Syriza, l'éthique de vérité et l'éthique de responsabilité : Le Risorgimento, et après ?


Ce qui s'est produit en Grèce n'est pas une révolution, mais une renaissance : celle de la démocratie, en tant qu'elle s'impose à l'économie et à ses maîtres. La tradition de gauche, en Grèce, est fort ancienne, et c'est l'électorat de gauche qui, désertant un Pasok effondré sur son dernier carré clientéliste, a fait la victoire de Syriza. Car Syriza, c'est toute la gauche, en Grèce, où le PS (PASOK) est en mort clinique (il l'a d'ailleurs bien méritée) et où le parti communiste est fossilisé dans le sectarisme stalinien (on comptera pour rien le nouveau parti de Papadopoulos III, d'une absolue insignifiance, en sus de ne rien avoir qui permette de le qualifier de parti de gauche). Désormais, Syriza gouverne (avec un petit parti de droite comme appoint) la Grèce. Et le 12 février, au Sommet européen, c'est Alexis Tsipras qui représentera son pays, et la volonté de plus de 36 % de ses électrices et électeurs : Syriza dépasse de près de dix points le parti historique de la droite démocratique, de plus de 30 points l'extrême-droite d'"Aube dorée" (devenue "crépuscule glauque"), et renvoie feu le parti socialiste (PASOK) dans les poubelles de l'histoire de ses propres reniements... La victoire historique de Syriza sonne comme une résurrection, non seulement de la gauche grecque, mais de la volonté de faire prévaloir les choix politiques sur la résignation aux dogmes économiques. Et c'est la suite qui va être passionnante : Le Risorgimento, certes, et après ?

"Quand se répand dans ta poitrine la colère, évite qu'en vain ta langue aboie" (Sappho)

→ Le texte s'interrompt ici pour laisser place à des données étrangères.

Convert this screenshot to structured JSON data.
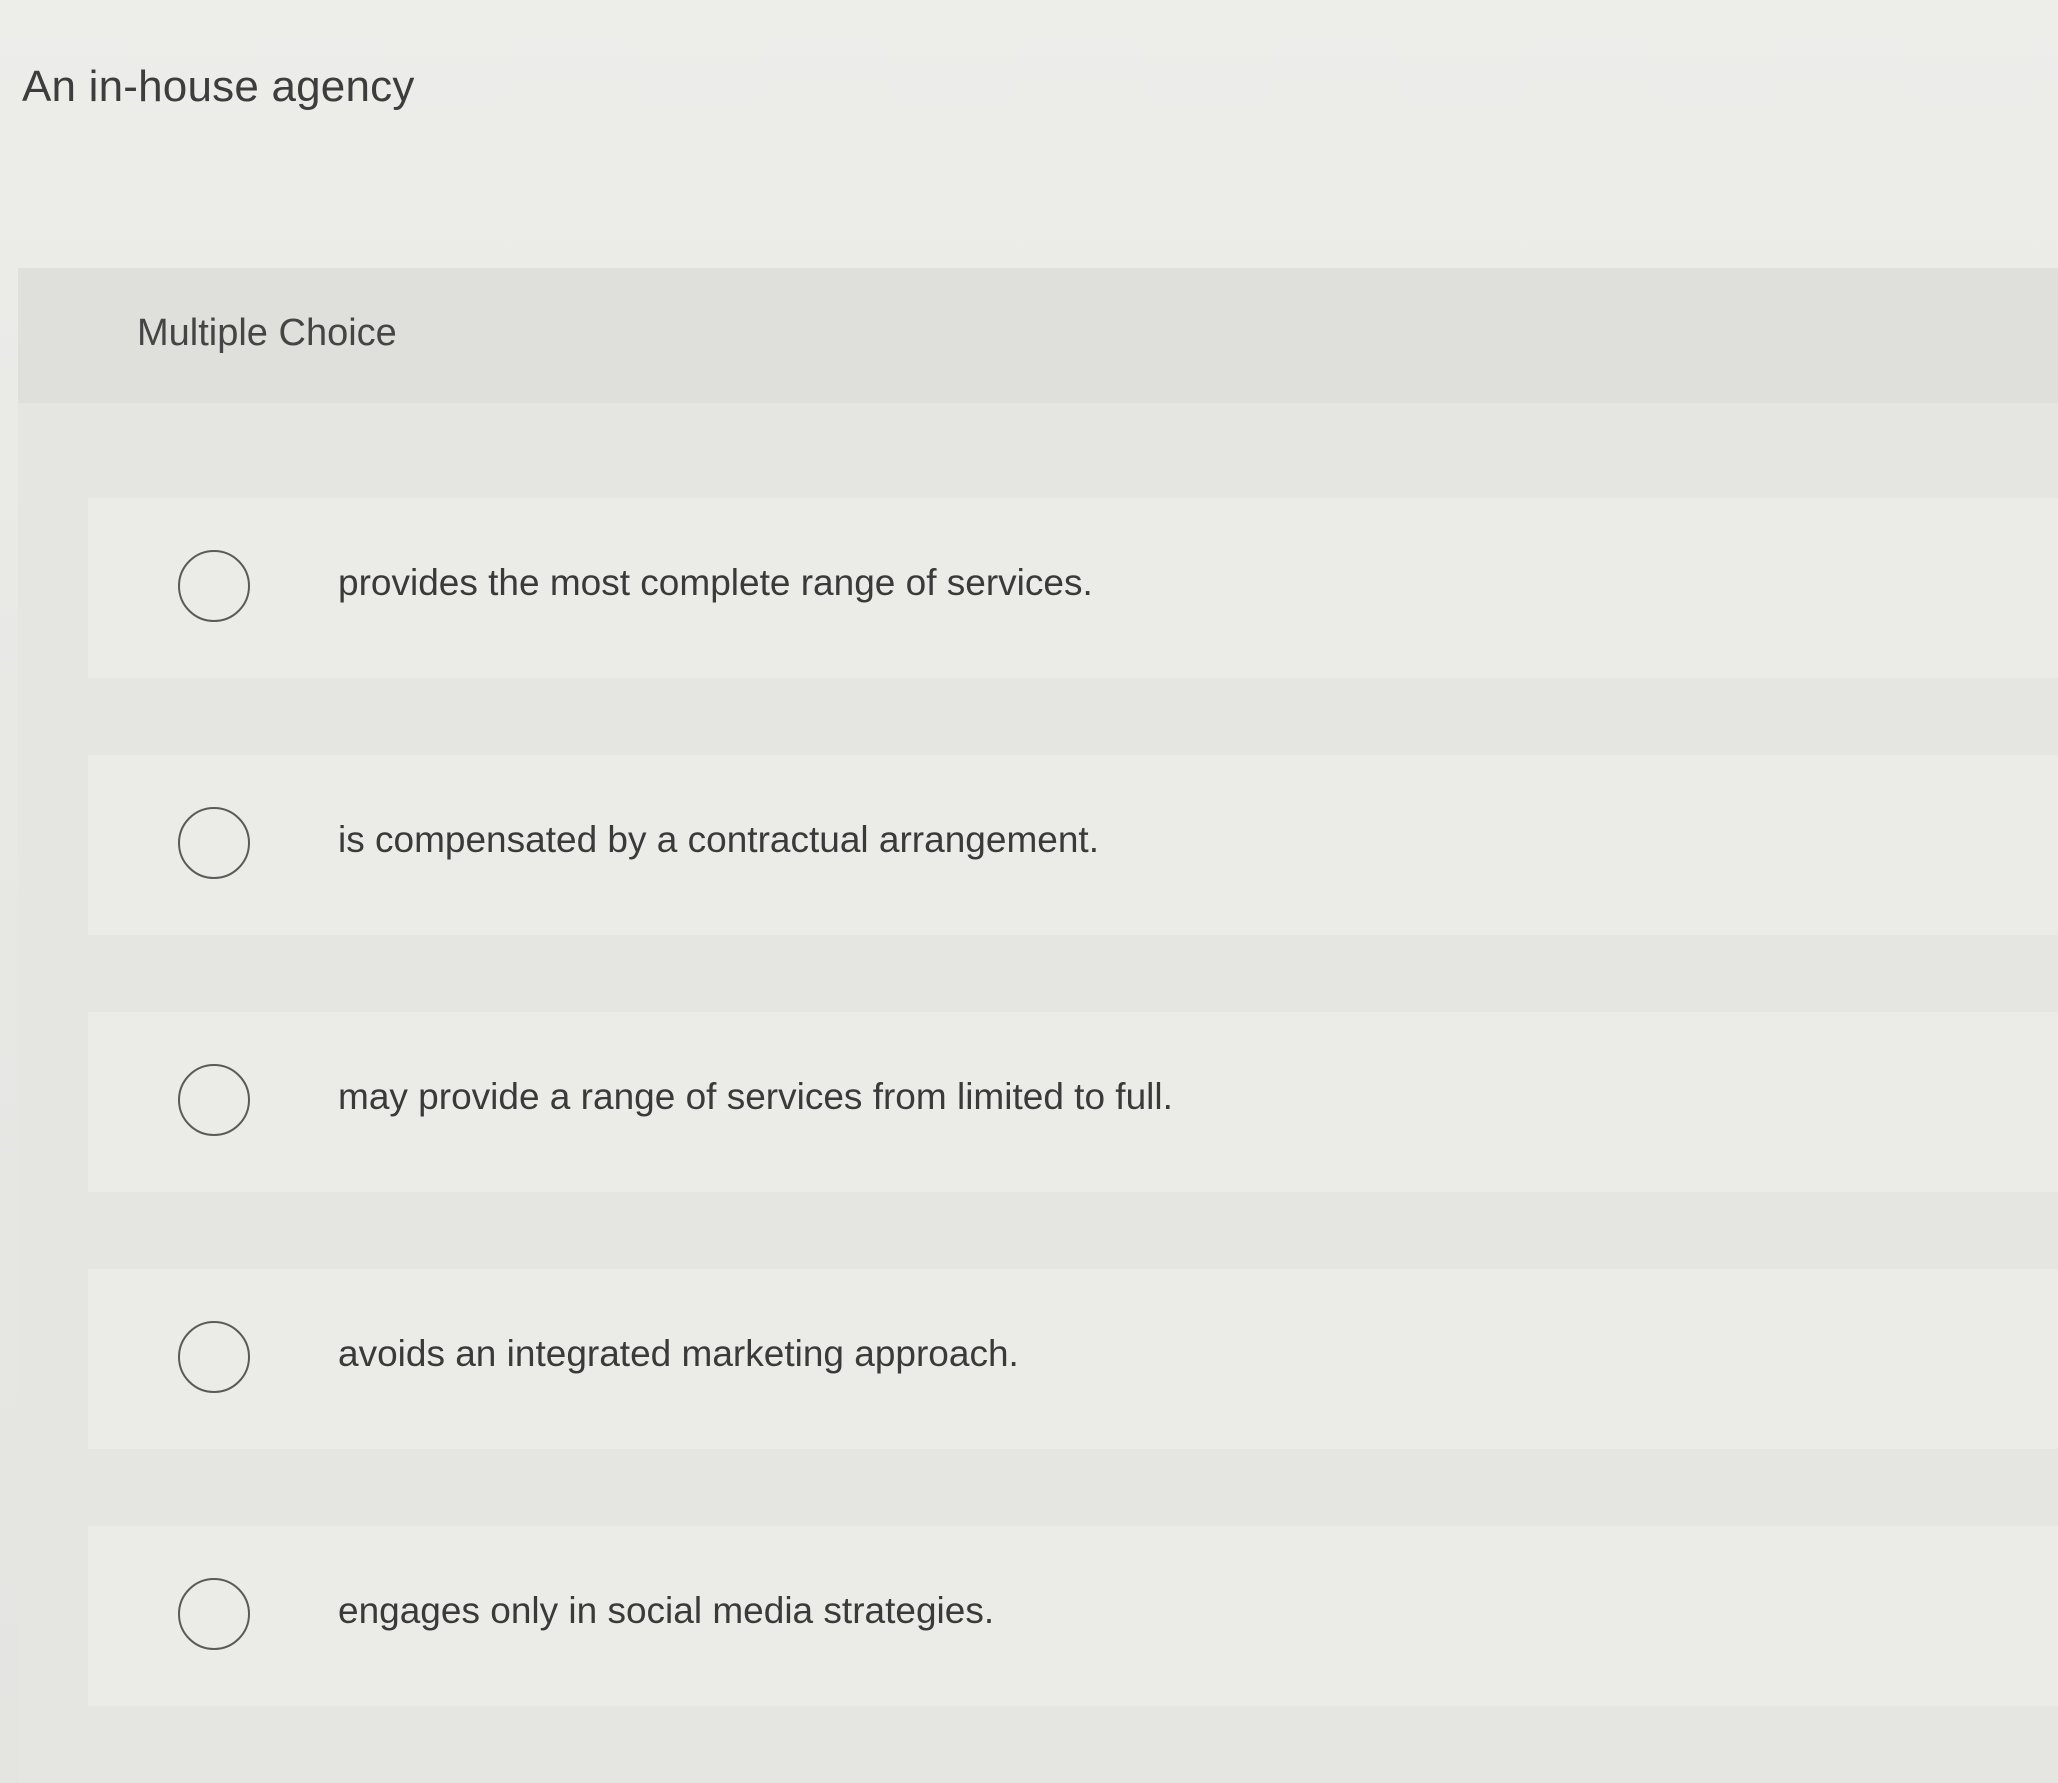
{
  "question": {
    "text": "An in-house agency"
  },
  "panel": {
    "title": "Multiple Choice"
  },
  "options": [
    {
      "label": "provides the most complete range of services."
    },
    {
      "label": "is compensated by a contractual arrangement."
    },
    {
      "label": "may provide a range of services from limited to full."
    },
    {
      "label": "avoids an integrated marketing approach."
    },
    {
      "label": "engages only in social media strategies."
    }
  ]
}
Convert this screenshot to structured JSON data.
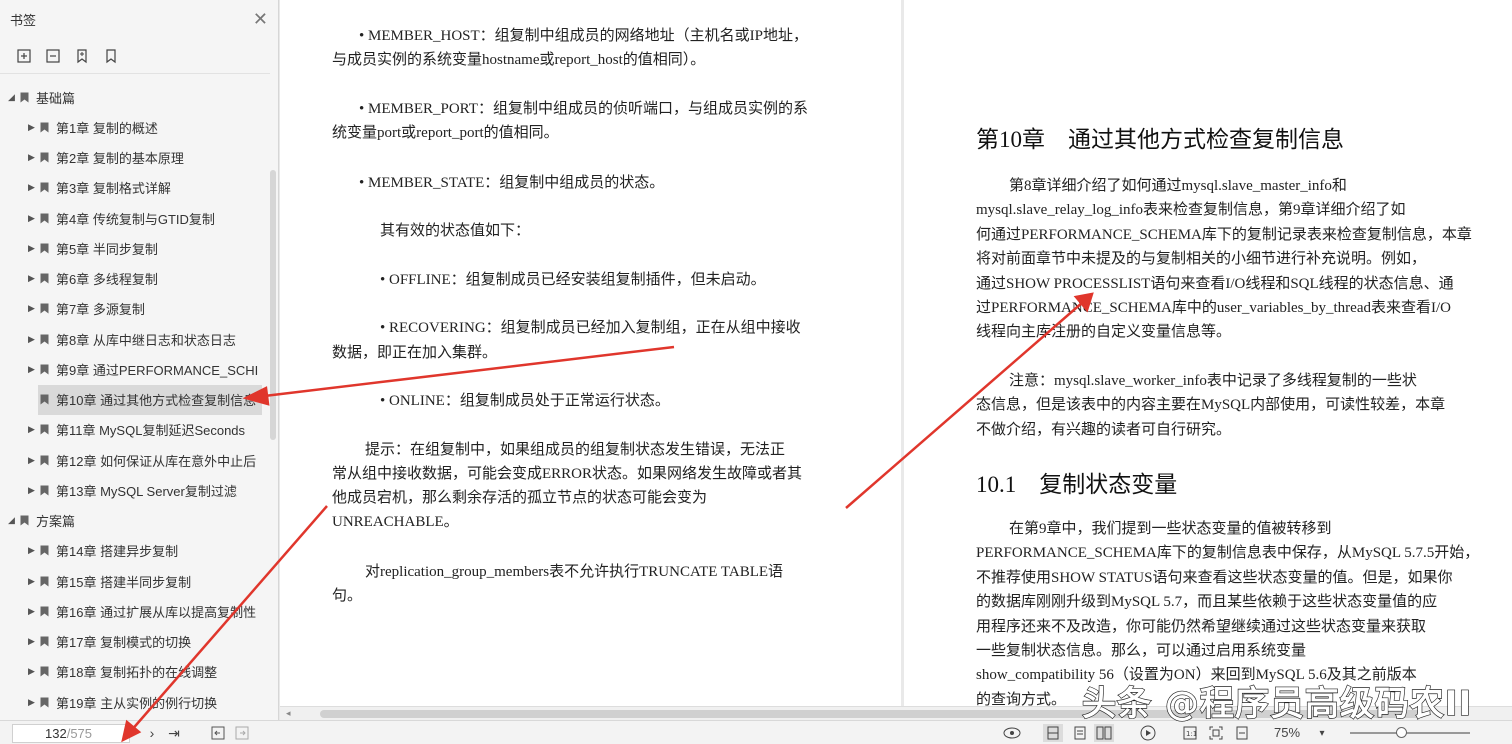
{
  "sidebar": {
    "title": "书签",
    "close_icon": "close-icon",
    "tools": [
      "expand-all-icon",
      "collapse-all-icon",
      "add-bookmark-icon",
      "bookmark-icon"
    ],
    "groups": [
      {
        "label": "基础篇",
        "items": [
          "第1章 复制的概述",
          "第2章 复制的基本原理",
          "第3章 复制格式详解",
          "第4章 传统复制与GTID复制",
          "第5章 半同步复制",
          "第6章 多线程复制",
          "第7章 多源复制",
          "第8章 从库中继日志和状态日志",
          "第9章 通过PERFORMANCE_SCHI",
          "第10章 通过其他方式检查复制信息",
          "第11章 MySQL复制延迟Seconds",
          "第12章 如何保证从库在意外中止后",
          "第13章 MySQL Server复制过滤"
        ]
      },
      {
        "label": "方案篇",
        "items": [
          "第14章 搭建异步复制",
          "第15章 搭建半同步复制",
          "第16章 通过扩展从库以提高复制性",
          "第17章 复制模式的切换",
          "第18章 复制拓扑的在线调整",
          "第19章 主从实例的例行切换"
        ]
      }
    ],
    "selected_item": "第10章 通过其他方式检查复制信息"
  },
  "left_page": {
    "paragraphs": [
      "• MEMBER_HOST：组复制中组成员的网络地址（主机名或IP地址，",
      "与成员实例的系统变量hostname或report_host的值相同）。",
      "• MEMBER_PORT：组复制中组成员的侦听端口，与组成员实例的系",
      "统变量port或report_port的值相同。",
      "• MEMBER_STATE：组复制中组成员的状态。",
      "其有效的状态值如下：",
      "• OFFLINE：组复制成员已经安装组复制插件，但未启动。",
      "• RECOVERING：组复制成员已经加入复制组，正在从组中接收",
      "数据，即正在加入集群。",
      "• ONLINE：组复制成员处于正常运行状态。",
      "提示：在组复制中，如果组成员的组复制状态发生错误，无法正",
      "常从组中接收数据，可能会变成ERROR状态。如果网络发生故障或者其",
      "他成员宕机，那么剩余存活的孤立节点的状态可能会变为",
      "UNREACHABLE。",
      "对replication_group_members表不允许执行TRUNCATE TABLE语",
      "句。"
    ]
  },
  "right_page": {
    "chapter_title": "第10章　通过其他方式检查复制信息",
    "intro": [
      "第8章详细介绍了如何通过mysql.slave_master_info和",
      "mysql.slave_relay_log_info表来检查复制信息，第9章详细介绍了如",
      "何通过PERFORMANCE_SCHEMA库下的复制记录表来检查复制信息，本章",
      "将对前面章节中未提及的与复制相关的小细节进行补充说明。例如，",
      "通过SHOW PROCESSLIST语句来查看I/O线程和SQL线程的状态信息、通",
      "过PERFORMANCE_SCHEMA库中的user_variables_by_thread表来查看I/O",
      "线程向主库注册的自定义变量信息等。"
    ],
    "note": [
      "注意：mysql.slave_worker_info表中记录了多线程复制的一些状",
      "态信息，但是该表中的内容主要在MySQL内部使用，可读性较差，本章",
      "不做介绍，有兴趣的读者可自行研究。"
    ],
    "section_title": "10.1　复制状态变量",
    "section_body": [
      "在第9章中，我们提到一些状态变量的值被转移到",
      "PERFORMANCE_SCHEMA库下的复制信息表中保存，从MySQL 5.7.5开始，",
      "不推荐使用SHOW STATUS语句来查看这些状态变量的值。但是，如果你",
      "的数据库刚刚升级到MySQL 5.7，而且某些依赖于这些状态变量值的应",
      "用程序还来不及改造，你可能仍然希望继续通过这些状态变量来获取",
      "一些复制状态信息。那么，可以通过启用系统变量",
      "show_compatibility 56（设置为ON）来回到MySQL 5.6及其之前版本",
      "的查询方式。"
    ]
  },
  "statusbar": {
    "current_page": "132",
    "total_pages": "/575",
    "zoom": "75%",
    "watermark": "头条 @程序员高级码农II"
  },
  "colors": {
    "annotation_arrow": "#e0362c",
    "selected_bg": "#d9d9d9"
  }
}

Ratant la majorité absolue parlementaire de deux sièges, c'est face au vieux dilemme que Max Weber résumait dans l'opposition d'une éthique de vérité et d'une éthique de responsabilité que se trouvait Syriza, devant choisir entre un gouvernement sans majorité parlementaire (de peu, il est vrai) et une coalition avec un autre parti, en l’occurrence un parti de droite souverainiste. La coalition de gauche (et non pas "d'extrême-gauche", comme le voulait faire accroire ses adversaires de droite) a choisi de se coaliser elle-même avec le parti de la droite souverainiste des "Grecs Indépendants". Et c'est le même dilemme que Syriza, passée de la résistance aux diktats européens au gouvernement d'un pays de l'Union Européenne, va devoir trancher face à l'Union et aux créanciers de la Grèce. On peut faire confiance aux "instances" européennes pour faire prévaloir le réalisme, le pragmatisme, sur leur propre idéologie libérale. Non par scrupule démocratique et respect du vote des grecs, et encore moins par souci de justice, mais bien plus trivialement parce que c'est dans leur intérêt et celui des organismes financiers internationaux. La "gauche radicale" grecque a d'ailleurs donné suffisamment de signes rassurants (à commencer par le renoncement à quitter la "zone euro") pour ouvrir un espace de négociation avec l'Union Européenne, mais aussi pour ouvrir un espace européen de contestation de la politique de l'UE, et de changement de cette politique.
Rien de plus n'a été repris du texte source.